You can probably probe the discovery server manually for each device id to see what has been advertised for other connected devices to figure out where it goes wrong.
Can you describe this in a little more detail, please?
Am I supposed to check this on the device sending the connect request, on the one receiving it or on both?
Where do I see the IPs of remote devices I’m not connected to?
How do I manually probe the discovery server?
I’d like to point out once again that the device receiving the connect request does NOT show up in the list of devices on the requesting device.
It it’s not connected, it usually lists the addresses it has discovered in the UI.
You can query the discovery servers manually via:
It does not have to show up in the device list. It’s equivalent of knocking on the wrong door. It tries to connect, realises that the device it’s connected to is not the one it expected and disconencts. The logs will further confirm this.
Yet again I received that connect request. I checked the logs on both devices, but I’m not able to find the opposite device ID on either of them.

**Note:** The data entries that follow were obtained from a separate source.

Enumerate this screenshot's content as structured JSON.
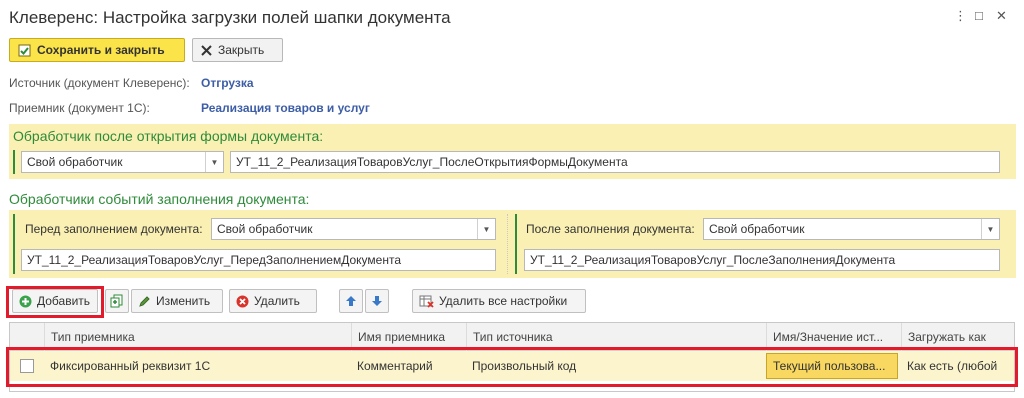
{
  "window": {
    "title": "Клеверенс: Настройка загрузки полей шапки документа",
    "more_glyph": "⋮",
    "maximize_glyph": "□",
    "close_glyph": "✕"
  },
  "toolbar": {
    "save_close_label": "Сохранить и закрыть",
    "close_label": "Закрыть"
  },
  "info": {
    "source_label": "Источник (документ Клеверенс):",
    "source_value": "Отгрузка",
    "receiver_label": "Приемник (документ 1С):",
    "receiver_value": "Реализация товаров и услуг"
  },
  "after_open": {
    "title": "Обработчик после открытия формы документа:",
    "handler_type": "Свой обработчик",
    "handler_name": "УТ_11_2_РеализацияТоваровУслуг_ПослеОткрытияФормыДокумента"
  },
  "fill_events": {
    "title": "Обработчики событий заполнения документа:",
    "before_label": "Перед заполнением документа:",
    "before_type": "Свой обработчик",
    "before_name": "УТ_11_2_РеализацияТоваровУслуг_ПередЗаполнениемДокумента",
    "after_label": "После заполнения документа:",
    "after_type": "Свой обработчик",
    "after_name": "УТ_11_2_РеализацияТоваровУслуг_ПослеЗаполненияДокумента"
  },
  "table_toolbar": {
    "add_label": "Добавить",
    "edit_label": "Изменить",
    "delete_label": "Удалить",
    "delete_all_label": "Удалить все настройки"
  },
  "table": {
    "columns": [
      "Тип приемника",
      "Имя приемника",
      "Тип источника",
      "Имя/Значение ист...",
      "Загружать как"
    ],
    "rows": [
      {
        "checked": false,
        "receiver_type": "Фиксированный реквизит 1С",
        "receiver_name": "Комментарий",
        "source_type": "Произвольный код",
        "source_value": "Текущий пользова...",
        "load_as": "Как есть (любой"
      }
    ]
  },
  "colors": {
    "accent_yellow": "#fbe34a",
    "section_green": "#2e8b3a",
    "link_blue": "#3d5ea6",
    "highlight_red": "#e3192c"
  }
}
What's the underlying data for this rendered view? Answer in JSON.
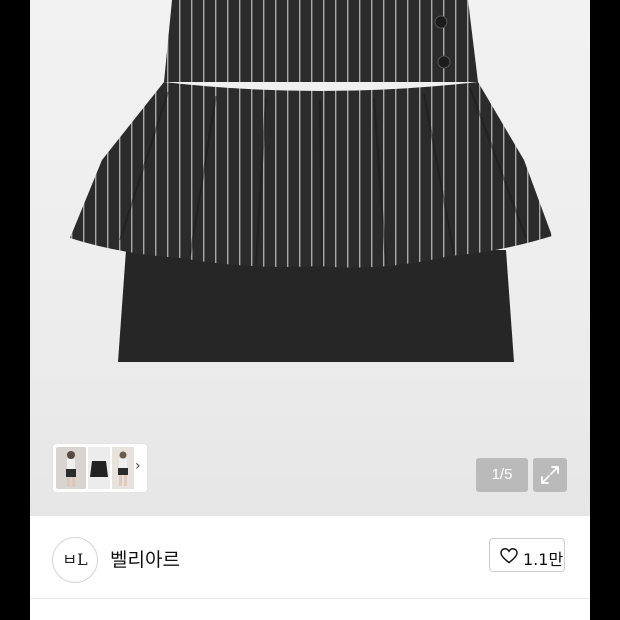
{
  "product": {
    "image_counter": "1/5",
    "thumbnails": [
      "model-photo",
      "skirt-flat-photo",
      "model-photo-2"
    ]
  },
  "seller": {
    "logo_text": "ㅂL",
    "name": "벨리아르"
  },
  "like": {
    "count": "1.1만"
  },
  "icons": {
    "thumbnail_next": "chevron-right-icon",
    "expand": "expand-icon",
    "like": "heart-icon"
  },
  "colors": {
    "skirt": "#2a2a2a",
    "stripe": "#bdbdbd",
    "overlay": "#8a8a8a"
  }
}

Apparently the original request was created back on October 25., but it keeps nagging on and on.
I have accepted the request now, did not share any Folders and removed the device again. Hope it does not come back (fingers crossed)…
That’s a known limitation: If an unknown device was at one point trying to connect, it is stored as a pending device entry. That entry is only removed if you either accept or ignore it, regardless of whether there are further connection attempts or not.
Thanks for pointing that out! So I think this one’s finally settled.
Note that you can ignore a device and later un-ignore it, ignored devices are shown in the settings and can be removed there (same for folders).